Castelnau-le-Lez : Olivier Morançais, nouveau programmateur du Kiasma, "faire sens via la médiation culturelle"
Le Kiasma dispose d'un nouveau programmateur en la personne d'Olivier Morençais. Il répond aux questions de la rédaction sur son parcours et les premiers axes de la programmation 2022-2023 de ce lieu culturel castelnauvien emblématique …
Quel est votre parcours ?
Olivier Morançais : “Il y a de nombreuses années, j’étais comédien de théâtre et de télévision. Au théâtre j’ai travaillé avec des gens comme Jacques Fabbri, Jean Le Poulain de la Comédie française, puis avec des jeunes metteurs en scène plus ou moins connus. A la télévision j’ai travaillé avec Vincent Cassel, Corinne Touzet, Guy Marchand et d’autres…
J’ai ensuite créé une compagnie théâtrale. De 1984 à 2008, nous avons monté 25 spectacles et 8 opéras.
J’ai monté deux salles (qui n’existent plus) au Festival d’Avignon, de 1986 à 1995. Pour l’anecdote, l’une des deux salles était une chapelle désacralisée, comme il en existe beaucoup en Avignon. C’était le seul endroit où Molière avait joué ; une plaque l’indiquait. Il s’agissait d’un jeu de paume à son époque.
A partir de 1995, ma compagnie a été en résidence pendant treize ans à Herblay, dans le Val d’Oise, ce qui nous a permis de nous implanter et d’avoir du temps pour faire de la médiation culturelle, qui est mon credo, avec les 4 à 5 communes des alentours, à la fois sur le théâtre, la marionnette, l’opéra… Il s’agissait du plus petit opéra de France en termes de jauge et de moyens, mais nous montions un opéra classique par an. J’ai eu la chance d’entre mettre en scène huit.
Puis je suis passé à la direction et la programmation de théâtres. J’ai estimé qu’il y avait des gens incroyablement talentueux pour faire de la mise en scène et jouer la comédie, et que j’allais me mettre à leur service et les promouvoir, pour le plus grand plaisir du public. J’ai effectué de la direction et de la programmation pendant treize ans. J’ai dirigé 4 lieux ou théâtres différents, à Calais (Pas-de-Calais), à Poissy (Yvelines), Ermont (Val d’Oise) et pour la communauté d’agglomération du Douaisis, où j’ai eu la chance d’ouvrir mon éventail de connaissances. 31 communes étaient concernées. J’ai eu la chance d’avoir sous ma responsabilité un musée, un auditorium et deux salles de spectacles. Cela m’a ouvert l’esprit. C’était extrêmement passionnant.”

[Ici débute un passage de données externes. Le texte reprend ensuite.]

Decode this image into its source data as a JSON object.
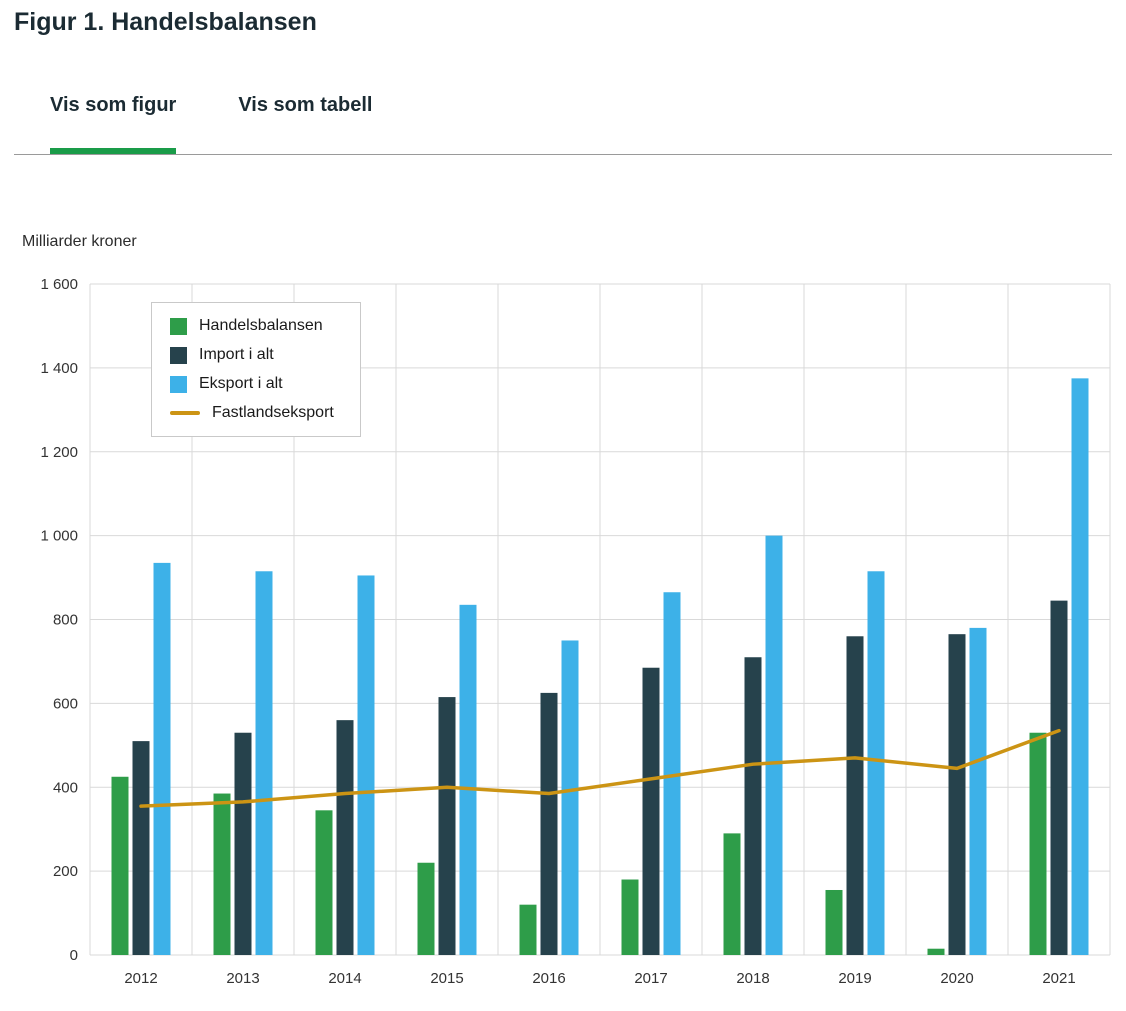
{
  "header": {
    "title": "Figur 1. Handelsbalansen"
  },
  "tabs": [
    {
      "label": "Vis som figur",
      "active": true
    },
    {
      "label": "Vis som tabell",
      "active": false
    }
  ],
  "colors": {
    "accent_green": "#1a9c49",
    "grid_line": "#d9d9d9",
    "tab_separator": "#9a9a9a",
    "title_text": "#1b2b33",
    "tick_text": "#333333"
  },
  "chart_data": {
    "type": "bar",
    "title": "Figur 1. Handelsbalansen",
    "ylabel": "Milliarder kroner",
    "xlabel": "",
    "ylim": [
      0,
      1600
    ],
    "ytick_step": 200,
    "grid": true,
    "legend_position": "top-left-inside",
    "categories": [
      "2012",
      "2013",
      "2014",
      "2015",
      "2016",
      "2017",
      "2018",
      "2019",
      "2020",
      "2021"
    ],
    "series": [
      {
        "name": "Handelsbalansen",
        "type": "bar",
        "color": "#2e9d49",
        "values": [
          425,
          385,
          345,
          220,
          120,
          180,
          290,
          155,
          15,
          530
        ]
      },
      {
        "name": "Import i alt",
        "type": "bar",
        "color": "#26424c",
        "values": [
          510,
          530,
          560,
          615,
          625,
          685,
          710,
          760,
          765,
          845
        ]
      },
      {
        "name": "Eksport i alt",
        "type": "bar",
        "color": "#3db1e8",
        "values": [
          935,
          915,
          905,
          835,
          750,
          865,
          1000,
          915,
          780,
          1375
        ]
      },
      {
        "name": "Fastlandseksport",
        "type": "line",
        "color": "#cc9414",
        "values": [
          355,
          365,
          385,
          400,
          385,
          420,
          455,
          470,
          445,
          535
        ]
      }
    ]
  }
}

Qu’avez-vous retiré de ces expériences ?
Olivier Morançais : “La mise en scène d’opéras m’a beaucoup marqué en tant que programmateur. On apprend beaucoup des chanteurs lyriques. Ce sont des athlètes de haut niveau, d’une fragilité incroyable, comme les danseurs. Chez eux tout passe par le corps. Les comédiens de théâtre aussi, mais eux ont moins le stress d’avoir un corps parfait (les cordes vocales pour les chanteurs lyriques ou le corps entier pour les danseurs). Le stress est extrêmement prégnant chez les chanteurs lyriques. Ils sont souvent d’une très grande humilité car d’une grande fragilité”.
Vous êtes un ardent défenseur de la médiation culturelle.
Olivier Morançais : “Je crois beaucoup en la médiation culturelle. Elle est fondamentale vu la crise que notre pays traverse. Il y a un problème d’acculturation flagrant dans certains endroits, et à la place d’une culture positive, fraternelle se mettent en place des cultures que je considère comme négatives.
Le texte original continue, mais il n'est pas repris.